This section describes the Sphinx speech recognition system that is part of the CMU Sphinx technology. Also described is the PocketSphinx system which is the ASR decoder library selected for this project.

4.1.1 Sphinx

Sphinx is a continuous-speech and speaker-independent recognition system developed in 1988 at the Carnegie Mellon University (CMU) in order to try to overcome some of the greatest challenges within speech recognition: speaker independence, continuous speech and large vocabularies [7, 13]. This system is part of the CMU Sphinx, open source, technology that provides a set of speech recognizers and tools that allow the development of speech recognition systems. This technology has been used to ease the development of speech recognition systems as it provides a way to avoid developers the need to start from scratch.

The first Sphinx system has been improved over the years and three other versions have been developed: Sphinx2, 3 and 4. Sphinx2 is a semi-continuous HMM based system, while Sphinx3 is a continuous HMM based speech recognition system and both are written in the C programming language [19]. On the other hand, Sphinx4 is a system that provides a more flexible and modular framework written in the Java programming language [23]. Currently, only Sphinx3 and Sphinx4 are still under development. Overall, the Sphinx systems comprise typical ASR components such as in Sphinx4 that has a Front End, a Decoder and a Linguist as well as a set of algorithms that can be used and configured depending on the needs of the project. They provide part of the needed technology, that given an acoustic signal and having a properly created acoustic model, a language model and a dictionary, decode the spoken word sequence.

4.1.2 PocketSphinx

PocketSphinx is a large vocabulary, semi-continuous speech recognition library based on CMU’s Sphinx 2. PocketSphinx was implemented with the objective of creating a speech recognition system for resource-constrained devices, such as hand-held computers [8]. The entire system is written in C with the aim of having fast-response and light-weight applications. For this reason, PocketSphinx can be used in live applications, such as dictation.

One of the main advantages of PocketSphinx over other ASR systems is that it has been ported and executed successfully on different types of processors, most notably the x86 family and several ARM processors [8]. Similarly, this ASR has been used on different operating systems such as Microsoft’s Windows CE, Apple’s iOS and Google’s Android [24]. Additionally, the source code of PocketSphinx has been published by the Carnegie Melon University under a BSD style license. The latest code can be retrieved from SourceForge1.

In order to execute PocketSphinx, typically three input files need to be specified: the language model, the acoustic model and the dictionary. For more information about these three components please refer to Section 3.2.2. By default, the PocketSphinx toolkit includes at least one language model (wsj0vp.5000), one acoustic model (hub4wsj sc 8k) and one dictionary (cmu07a.dic). Nonetheless, these files are intended to support very large vocabularies, for example, the dictionary2 includes around 125,000 words.
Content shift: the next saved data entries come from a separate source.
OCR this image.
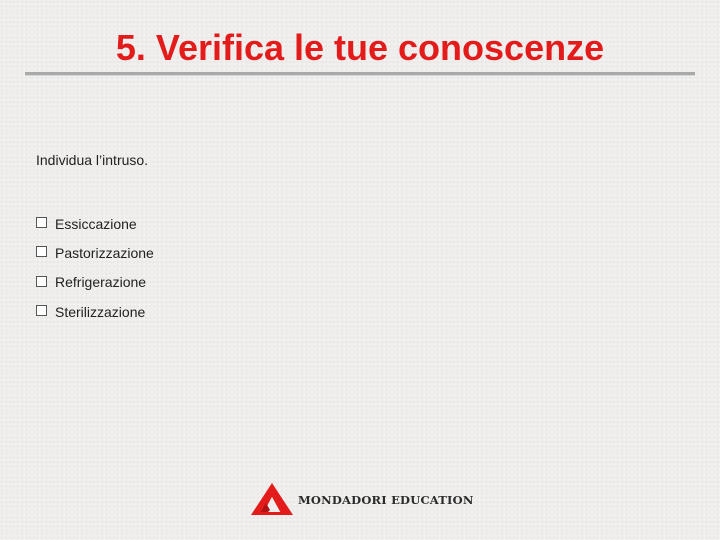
5. Verifica le tue conoscenze
Individua l’intruso.
Essiccazione
Pastorizzazione
Refrigerazione
Sterilizzazione
MONDADORI EDUCATION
Although there are not many scientific publications to describe how the PocketSphinx library works, the official web page3 contains documentation that describes how to download and compile the source code, as well as how to create example applications.

1_{CMU Sphinx repository: http://sourceforge.net/projects/cmusphinx} 2

CMU dictionary: http://www.speech.cs.cmu.edu/cgi-bin/cmudict

Similarly, there is a discussion forum where new developers are encouraged to ask questions. Probably the main drawback about the web page is that some sections do not seem to be updated regularly and the organization is not intuitive. In this regard, it can be cumbersome to navigate through the web page as some documentation applies to both PocketSphinx and Sphinx 4, while some other parts apply just to Sphinx 4. At the end of the day, we chose to use PocketSphinx because it provides a development framework that can be adapted to fit our requirements. For example, PocketSphinx has been tested in several embedded devices running different operating systems. For this reason, we consider that is more feasible to adapt it instead of creating an ASR from scratch.

In this case, we can focus on creating a keyword-based language model and a dictionary that maximizes the performance of our system. Similarly we chose to create an application in which we can measure the performance of the ASR and interact with a computer using speech; in the following section we will describe this application in more detail.

4.2

System Description

The development of this project was done considering that the system can be used by a robot that is located at a museum and that can interact with people. The robot shall be able to listen and talk to a person based on identified keywords that were pronounced by the speaker. However, the robot shall never remain quiet. This means that if no keyword is identified, it shall be able to play additional information about the museum. For this project, the robot was assumed to be located at the Swedish Tekniska Museet4.

Therefore, the system needs to be able to identify previously defined keywords from a spoken sentence and it should be speaker independent. Moreover, the system needs to be an interactive speech recognition system, in the sense that it shall be able to react based on an identified keyword. In this case, an audio file with information related to the keyword is played in response. Otherwise, if the system does not identify any keyword from the decoded speech, the system shall play any other default audio file.

Furthermore, the system needs to be portable, as it has as main goal to be used by an embedded application. Therefore, as explained at Section 4.1.2, PocketSphinx was selected from the CMU Sphinx family of decoders as it provides the required technology to develop this type of systems.

4.3

Keyword List

The keyword list comprises the words of relevance and that are selected to be identified by the system. This list mostly likely shall have the words that could be pronounced more often by a speaker. Therefore, they shall be selected according to the area of interest. For this project the keywords were selected according to the current exhibitions at the museum.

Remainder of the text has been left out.